VMA’s Lavish Renovation on Rittenhouse Square

Eleven years in the making, Voith & Mactavish Architects’ renovation of a townhouse on Philadelphia’s Rittenhouse Square is eclectic, erudite and a work of passion.

That’s due mainly to the sophisticated interests of the architects’ clients, running the gamut from music, flowers, cooking, interiors and art.

“For this house, the design inspiration was them,” says Daniela Voith, founding partner in the firm. “We were constantly having discussions about what they love and how to incorporate that, with an exploration of other design genres.”

The four-story house with basement was built in the mid-19th century, and suffered a fire in 1910 or 1911. It underwent a complete renovation then, but by the mid-1960s, it was in complete disrepair. A doctor bought the home, cut the first floor up into office and exam rooms, and lived in the three floors above.

Always a gracious house, it still stands in one of the grandest sections of Rittenhouse Square. “It was built originally for a family of substantial wealth and income,” she says. “There was an expectation of service – the original kitchen was in the basement.”

The 8,400-square-foot house is restored now to its original proportions, after its mid-1960s modifications. “We pulled it back where there were dropped ceilings and soffits,” she says. “The first-floor ceilings are 11 feet.”

When VMA’s clients bought it 15 years ago, it had lapsed once again into a shambles. Lovers of the Philadelphia Orchestra, the couple from Wilmington, Del. wanted to move to Center City to be closer to its concerts. They interviewed VMA for the project, went silent for six weeks, then awarded them the project.

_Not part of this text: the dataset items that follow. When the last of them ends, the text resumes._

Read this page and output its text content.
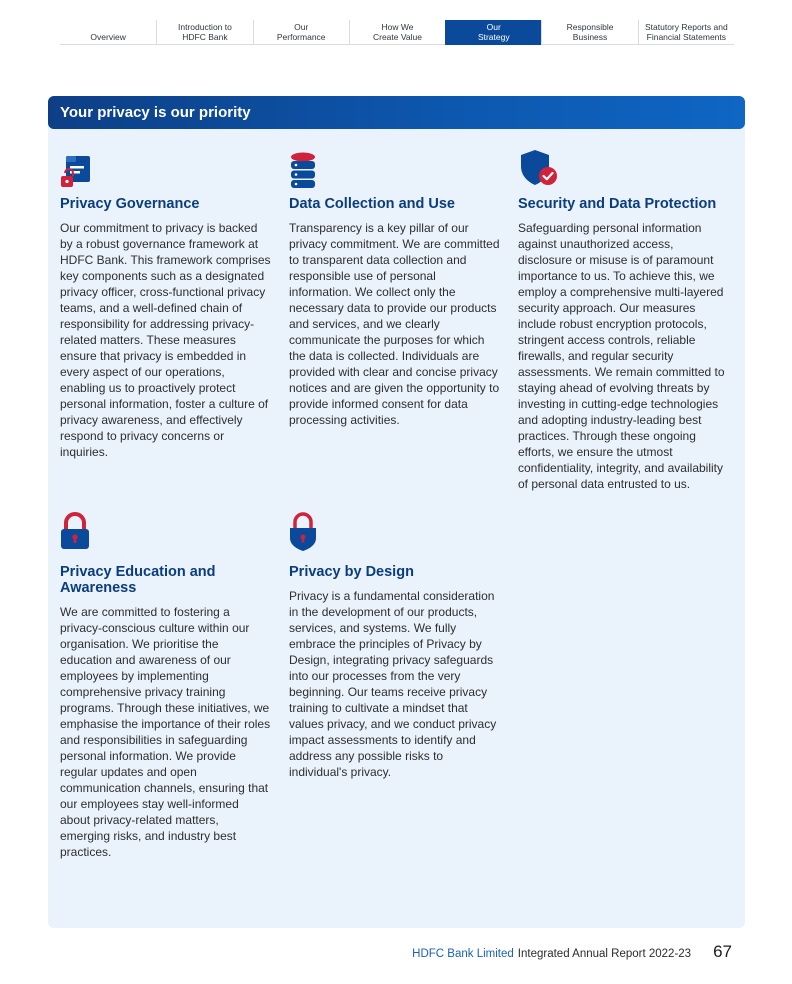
Overview
Introduction to
HDFC Bank
Our
Performance
How We
Create Value
Our
Strategy
Responsible
Business
Statutory Reports and
Financial Statements
Your privacy is our priority
Privacy Governance
Our commitment to privacy is backed by a robust governance framework at HDFC Bank. This framework comprises key components such as a designated privacy officer, cross-functional privacy teams, and a well-defined chain of responsibility for addressing privacy-related matters. These measures ensure that privacy is embedded in every aspect of our operations, enabling us to proactively protect personal information, foster a culture of privacy awareness, and effectively respond to privacy concerns or inquiries.
Data Collection and Use
Transparency is a key pillar of our privacy commitment. We are committed to transparent data collection and responsible use of personal information. We collect only the necessary data to provide our products and services, and we clearly communicate the purposes for which the data is collected. Individuals are provided with clear and concise privacy notices and are given the opportunity to provide informed consent for data processing activities.
Security and Data Protection
Safeguarding personal information against unauthorized access, disclosure or misuse is of paramount importance to us. To achieve this, we employ a comprehensive multi-layered security approach. Our measures include robust encryption protocols, stringent access controls, reliable firewalls, and regular security assessments. We remain committed to staying ahead of evolving threats by investing in cutting-edge technologies and adopting industry-leading best practices. Through these ongoing efforts, we ensure the utmost confidentiality, integrity, and availability of personal data entrusted to us.
Privacy Education and Awareness
We are committed to fostering a privacy-conscious culture within our organisation. We prioritise the education and awareness of our employees by implementing comprehensive privacy training programs. Through these initiatives, we emphasise the importance of their roles and responsibilities in safeguarding personal information. We provide regular updates and open communication channels, ensuring that our employees stay well-informed about privacy-related matters, emerging risks, and industry best practices.
Privacy by Design
Privacy is a fundamental consideration in the development of our products, services, and systems. We fully embrace the principles of Privacy by Design, integrating privacy safeguards into our processes from the very beginning. Our teams receive privacy training to cultivate a mindset that values privacy, and we conduct privacy impact assessments to identify and address any possible risks to individual's privacy.
HDFC Bank Limited Integrated Annual Report 2022-23 67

This was no ordinary renovation. It was to be phased, with the first initiative a move to build a garage at the rear garden, and upgrade the home‘s mechanical systems. “The house has every contemporary amenity in terms or wiring, heating, cooking and the Internet,” she says. “But there’s no sense of that, because there was no compromise.”

Once that was complete, the architects stepped into the design phase. The clients moved out for two year, and the architects and interior designers from Executive Interiors tackled the entire house. “There was extensive work,” she says. “We changed around the upper floor staircase for access to the attic, and then every single wall was touched in some way.”

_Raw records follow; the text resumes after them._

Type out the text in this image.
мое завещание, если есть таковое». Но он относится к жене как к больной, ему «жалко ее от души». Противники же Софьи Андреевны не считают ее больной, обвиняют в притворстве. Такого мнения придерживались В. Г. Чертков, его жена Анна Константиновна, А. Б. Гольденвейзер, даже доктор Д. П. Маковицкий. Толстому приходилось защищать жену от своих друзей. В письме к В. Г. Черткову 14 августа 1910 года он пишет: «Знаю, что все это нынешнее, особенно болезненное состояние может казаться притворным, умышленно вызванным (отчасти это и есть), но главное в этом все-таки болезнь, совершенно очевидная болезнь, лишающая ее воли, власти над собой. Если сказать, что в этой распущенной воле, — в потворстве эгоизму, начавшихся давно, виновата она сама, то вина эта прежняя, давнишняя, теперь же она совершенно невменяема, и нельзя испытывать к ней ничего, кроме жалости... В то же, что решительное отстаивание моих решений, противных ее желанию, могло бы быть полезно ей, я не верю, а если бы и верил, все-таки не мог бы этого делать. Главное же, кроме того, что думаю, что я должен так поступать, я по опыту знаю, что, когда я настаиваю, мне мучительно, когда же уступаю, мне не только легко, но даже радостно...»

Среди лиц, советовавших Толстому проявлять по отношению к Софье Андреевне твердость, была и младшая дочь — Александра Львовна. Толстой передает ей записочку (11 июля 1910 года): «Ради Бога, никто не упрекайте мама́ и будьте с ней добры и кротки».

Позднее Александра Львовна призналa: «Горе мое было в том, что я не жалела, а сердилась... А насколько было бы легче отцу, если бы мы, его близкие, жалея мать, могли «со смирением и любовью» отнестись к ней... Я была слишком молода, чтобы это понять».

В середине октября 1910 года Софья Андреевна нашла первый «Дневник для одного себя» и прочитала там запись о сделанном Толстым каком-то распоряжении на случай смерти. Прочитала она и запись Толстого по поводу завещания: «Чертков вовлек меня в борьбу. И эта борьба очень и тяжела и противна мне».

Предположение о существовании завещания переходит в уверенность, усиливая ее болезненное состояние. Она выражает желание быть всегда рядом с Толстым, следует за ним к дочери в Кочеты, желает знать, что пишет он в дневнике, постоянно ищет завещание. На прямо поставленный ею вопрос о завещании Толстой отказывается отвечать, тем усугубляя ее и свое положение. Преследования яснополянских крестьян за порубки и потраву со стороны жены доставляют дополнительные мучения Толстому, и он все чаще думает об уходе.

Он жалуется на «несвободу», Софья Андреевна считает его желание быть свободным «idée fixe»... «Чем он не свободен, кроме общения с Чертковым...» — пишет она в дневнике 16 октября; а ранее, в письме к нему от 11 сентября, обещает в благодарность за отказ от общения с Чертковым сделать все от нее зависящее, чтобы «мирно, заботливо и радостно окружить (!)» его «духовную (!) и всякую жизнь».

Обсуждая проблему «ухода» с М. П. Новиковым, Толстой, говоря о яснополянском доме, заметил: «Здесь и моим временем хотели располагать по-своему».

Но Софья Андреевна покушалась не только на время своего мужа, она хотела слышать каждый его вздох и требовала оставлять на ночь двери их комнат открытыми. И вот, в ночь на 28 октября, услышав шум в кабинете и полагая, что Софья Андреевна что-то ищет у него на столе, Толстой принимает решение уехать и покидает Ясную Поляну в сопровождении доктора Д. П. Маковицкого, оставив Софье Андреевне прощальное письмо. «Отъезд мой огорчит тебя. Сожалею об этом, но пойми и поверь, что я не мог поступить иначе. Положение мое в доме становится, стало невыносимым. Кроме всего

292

Their clients set out on a buying spree, sending back handpainted wallpaper from England, along with myriad marble fireplace mantles. Some of the original mantles carved out of Pennsylvania marble, dark and striated, remain.

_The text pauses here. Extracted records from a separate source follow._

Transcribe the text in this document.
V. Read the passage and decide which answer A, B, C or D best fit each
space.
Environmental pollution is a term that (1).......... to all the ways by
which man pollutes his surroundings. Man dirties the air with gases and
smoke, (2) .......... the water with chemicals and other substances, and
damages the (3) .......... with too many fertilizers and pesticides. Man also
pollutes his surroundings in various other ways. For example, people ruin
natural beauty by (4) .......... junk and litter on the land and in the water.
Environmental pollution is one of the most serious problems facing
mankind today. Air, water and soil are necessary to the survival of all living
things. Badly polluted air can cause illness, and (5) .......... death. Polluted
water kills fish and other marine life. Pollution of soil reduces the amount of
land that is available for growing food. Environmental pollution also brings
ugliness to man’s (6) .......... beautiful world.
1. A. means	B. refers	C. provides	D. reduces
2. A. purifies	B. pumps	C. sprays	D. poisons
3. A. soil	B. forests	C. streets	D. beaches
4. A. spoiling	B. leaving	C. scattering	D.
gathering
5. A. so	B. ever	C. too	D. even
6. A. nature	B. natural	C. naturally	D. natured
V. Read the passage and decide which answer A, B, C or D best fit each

No detail was too small to be overlooked. “The designers did these really amazing draperies and furniture in the dining room, and I was called in to do the paint colors,” she says. “I said: ‘I can’t just pick a paint color,’ so I went back to the office and photo-shopped the colors.”

It took her and an intern two weeks. “I went back and printed out the interior elevation with the colors shown, and they picked one,” she says. “It took the painters a month to paint the room, because it was not just one color – it’s about four.”

Moldings are eight inches, and baseboards,10. “We had to do a lot of research for the standing and running trim that was originally there, because the doctor had stripped it all out,” she says. “It was a guessing game.”

At the first floor rear, the architects designed a library –with books hidden behind wood panels. Then there’s a small breakfast kitchen, placed at the rear of the first floor to look the garden.

In fact, the whole idea of the garden was not to be in it but to look at it. “The hedging forms a knot – with vines and roses climbing around it,” she says. “There are four iron armatures that are four feet tall and four feet round to support vines growing vertically. It’s very formal, and you can see it from master.”

The clients’ passion for contemporary art (she’s an artist interested in platinum print photography), cooking, sailing, music and flowers drove the rest. One restriction was that no fabric in the home could feature any flower not in existence when the house was built.

The rear room on the second floor is sparsely decorated, with only a grand piano and a fireplace. And because the couple loves to sail, they often give dinners for their crew, in the green dining room with a floor painted in multi-colored parquets.

Those dinners emanate from a kitchen with 12 feet of cooking surface and a fireplace with spit for roasting. “They love, love, love to cook – and one of my great passions is to go over and help,” she says. “A city inspector once came over and said the renovation had to be shut down because there was no permit for a restaurant.”

That’s an indicator of the serious level of detail in this home’s redesign. Twenty-two-feet wide and 100 feet long, it’s a place where the clients’ joys, passions, and individualism are lavishly articulated.